When news of the signing of this treaty reached America about the 1st of May, 1778, Lafayette embraced his grave general in the exuberance of his joy, and even kissed him in French fashion. There was an official celebration in camp on the 7th of May, with much burning of gunpowder, reviewing of troops, "suitable" discoursing by chaplains, and many hearty cheers. Washington's orders prescribed in great detail just when and how each part of the celebration was to be carried out, and this is probably the only time in history that an American army en masse was ordered to cry, "Long live the king of France!"
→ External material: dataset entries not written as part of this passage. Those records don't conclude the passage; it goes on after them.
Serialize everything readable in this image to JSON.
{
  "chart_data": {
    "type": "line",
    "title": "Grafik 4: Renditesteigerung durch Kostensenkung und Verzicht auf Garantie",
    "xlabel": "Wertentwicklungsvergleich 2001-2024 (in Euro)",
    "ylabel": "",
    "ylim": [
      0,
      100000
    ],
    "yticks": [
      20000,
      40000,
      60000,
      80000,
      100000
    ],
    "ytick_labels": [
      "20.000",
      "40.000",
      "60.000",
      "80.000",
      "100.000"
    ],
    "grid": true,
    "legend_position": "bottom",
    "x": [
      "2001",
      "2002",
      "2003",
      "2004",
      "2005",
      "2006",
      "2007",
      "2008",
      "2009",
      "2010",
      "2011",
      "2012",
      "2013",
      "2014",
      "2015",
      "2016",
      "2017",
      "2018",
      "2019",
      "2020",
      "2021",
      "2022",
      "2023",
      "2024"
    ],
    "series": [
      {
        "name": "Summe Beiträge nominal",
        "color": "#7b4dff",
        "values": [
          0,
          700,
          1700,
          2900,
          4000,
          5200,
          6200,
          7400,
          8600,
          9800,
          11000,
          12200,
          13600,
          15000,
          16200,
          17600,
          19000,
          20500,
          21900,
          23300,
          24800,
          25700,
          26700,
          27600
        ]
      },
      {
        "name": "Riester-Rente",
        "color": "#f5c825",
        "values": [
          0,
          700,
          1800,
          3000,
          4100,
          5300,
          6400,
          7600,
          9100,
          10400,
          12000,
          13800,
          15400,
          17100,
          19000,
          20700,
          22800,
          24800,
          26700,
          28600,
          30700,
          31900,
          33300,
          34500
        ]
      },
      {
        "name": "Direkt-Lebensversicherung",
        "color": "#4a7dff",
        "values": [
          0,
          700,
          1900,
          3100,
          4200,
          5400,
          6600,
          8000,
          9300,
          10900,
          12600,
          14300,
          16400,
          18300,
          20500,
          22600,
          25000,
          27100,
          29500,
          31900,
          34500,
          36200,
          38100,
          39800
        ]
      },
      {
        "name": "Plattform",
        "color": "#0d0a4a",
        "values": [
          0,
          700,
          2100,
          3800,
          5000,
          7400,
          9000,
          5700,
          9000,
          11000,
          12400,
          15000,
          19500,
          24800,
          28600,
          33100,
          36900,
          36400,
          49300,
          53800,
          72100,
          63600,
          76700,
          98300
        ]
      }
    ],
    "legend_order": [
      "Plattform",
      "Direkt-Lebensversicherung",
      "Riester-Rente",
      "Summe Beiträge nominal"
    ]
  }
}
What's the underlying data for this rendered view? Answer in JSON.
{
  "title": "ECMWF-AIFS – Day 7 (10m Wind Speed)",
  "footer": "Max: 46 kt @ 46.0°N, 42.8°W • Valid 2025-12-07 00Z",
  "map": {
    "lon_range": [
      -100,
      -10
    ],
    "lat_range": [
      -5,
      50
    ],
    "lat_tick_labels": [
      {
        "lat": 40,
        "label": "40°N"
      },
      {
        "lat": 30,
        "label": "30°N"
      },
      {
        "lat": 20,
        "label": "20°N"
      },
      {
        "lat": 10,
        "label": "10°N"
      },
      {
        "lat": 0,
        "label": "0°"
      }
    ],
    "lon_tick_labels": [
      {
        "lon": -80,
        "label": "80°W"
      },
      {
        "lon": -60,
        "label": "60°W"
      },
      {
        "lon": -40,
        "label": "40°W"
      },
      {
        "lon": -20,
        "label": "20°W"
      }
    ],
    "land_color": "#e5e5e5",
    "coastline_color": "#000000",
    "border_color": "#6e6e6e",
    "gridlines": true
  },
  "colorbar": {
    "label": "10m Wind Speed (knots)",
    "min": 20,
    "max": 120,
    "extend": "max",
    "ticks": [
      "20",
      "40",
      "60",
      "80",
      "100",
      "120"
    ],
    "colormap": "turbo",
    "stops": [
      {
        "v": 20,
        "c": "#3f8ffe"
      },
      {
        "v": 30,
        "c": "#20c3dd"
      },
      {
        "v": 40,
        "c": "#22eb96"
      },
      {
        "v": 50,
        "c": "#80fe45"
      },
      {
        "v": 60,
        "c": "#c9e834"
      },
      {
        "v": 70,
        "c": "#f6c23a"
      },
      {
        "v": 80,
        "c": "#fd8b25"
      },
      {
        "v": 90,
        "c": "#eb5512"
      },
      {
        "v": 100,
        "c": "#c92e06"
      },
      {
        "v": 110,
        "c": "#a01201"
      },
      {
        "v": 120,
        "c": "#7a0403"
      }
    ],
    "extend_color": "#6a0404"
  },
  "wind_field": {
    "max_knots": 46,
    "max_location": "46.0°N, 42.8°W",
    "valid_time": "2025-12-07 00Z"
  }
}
Lafayette, with a white sash across his breast, commanded the left; but it was a heavy heart that he carried under his badge that gala-day. Letters which came to him immediately after news of the treaty had brought sad tidings. He learned of the death of a favorite nephew, loved by him like a son, and also that his oldest child, the little Henriette, to whom he had been sending messages in every letter, had died in the previous October. "My heart is full of my own grief, and of yours which I was not with you to share," he wrote Adrienne. "The distance from Europe to America never seemed so immense to me as it does now.... The news came to me immediately after that of the treaty, and while bowed down with grief I had to receive congratulations and take part in the public rejoicing." Had the letters come through without delay they would have arrived at the beginning of winter, at the moment when General Conway was fanning the flame of his homesickness. The desire to comfort his wife might have turned the scale and sent Lafayette across the sea instead of to Albany. Now, though he longed to go to her, he felt bound to remain for the campaign which was about to open.